W przeciwieństwie do tego, co sądzono na początku XX th wieku, neurogenezy nie występuje tylko podczas rozwoju embrionalnego i dojrzewania, ale w dalszym ciągu rozwijać się fizjologicznie całym dorosłym życiu. Sierota receptor jądrowy „TLX” odgrywa rolę w utrzymywaniu i proliferacji komórek macierzystych dorosłych neuronowych przez represję ich różnicowanie do fenotypu gleju.
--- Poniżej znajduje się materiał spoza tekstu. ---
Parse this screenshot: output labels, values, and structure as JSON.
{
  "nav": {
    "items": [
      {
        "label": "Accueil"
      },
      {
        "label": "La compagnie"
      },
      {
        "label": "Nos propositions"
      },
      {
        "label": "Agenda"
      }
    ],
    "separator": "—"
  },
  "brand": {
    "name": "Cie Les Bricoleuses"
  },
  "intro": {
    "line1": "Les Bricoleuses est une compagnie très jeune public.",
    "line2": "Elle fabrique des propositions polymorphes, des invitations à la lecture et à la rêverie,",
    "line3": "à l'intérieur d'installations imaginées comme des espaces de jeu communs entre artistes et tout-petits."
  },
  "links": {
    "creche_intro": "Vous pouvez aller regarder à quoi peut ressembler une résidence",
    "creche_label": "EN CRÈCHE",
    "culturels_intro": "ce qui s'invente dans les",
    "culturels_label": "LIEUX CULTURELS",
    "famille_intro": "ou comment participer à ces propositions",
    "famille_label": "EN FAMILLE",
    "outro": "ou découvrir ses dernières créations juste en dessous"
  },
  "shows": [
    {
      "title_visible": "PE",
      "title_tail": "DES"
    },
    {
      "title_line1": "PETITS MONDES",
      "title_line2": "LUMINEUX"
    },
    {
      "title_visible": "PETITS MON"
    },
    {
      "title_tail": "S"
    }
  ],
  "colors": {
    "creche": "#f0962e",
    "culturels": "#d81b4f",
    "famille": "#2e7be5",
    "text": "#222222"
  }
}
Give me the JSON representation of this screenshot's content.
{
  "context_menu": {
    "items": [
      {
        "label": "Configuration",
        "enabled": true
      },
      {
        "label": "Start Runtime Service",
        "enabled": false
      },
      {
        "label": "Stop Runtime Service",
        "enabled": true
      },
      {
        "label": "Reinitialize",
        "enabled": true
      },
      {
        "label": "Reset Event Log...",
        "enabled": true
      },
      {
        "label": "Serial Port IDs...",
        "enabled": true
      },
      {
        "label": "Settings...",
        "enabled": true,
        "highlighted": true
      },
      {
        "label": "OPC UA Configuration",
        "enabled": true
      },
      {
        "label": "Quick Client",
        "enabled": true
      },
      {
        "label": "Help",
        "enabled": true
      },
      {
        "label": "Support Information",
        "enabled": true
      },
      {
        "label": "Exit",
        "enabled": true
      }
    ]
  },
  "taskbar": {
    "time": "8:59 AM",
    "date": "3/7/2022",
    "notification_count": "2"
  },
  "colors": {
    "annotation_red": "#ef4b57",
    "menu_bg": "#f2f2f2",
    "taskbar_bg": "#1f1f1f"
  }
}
W ssaków tylko dwa regiony mózgu są znane utrzymać dorosłych nerwowych komórek macierzystych:
W szczurów laboratoryjnych , badania wykazały rolę tych komórek nerwowych macierzystych, w pewnych procesach pamięci , depresji i zapach (zapach) zapamiętywania.
Uważa się, że nerwowe komórki macierzyste istnieją również w obwodowym układzie nerwowym dorosłych.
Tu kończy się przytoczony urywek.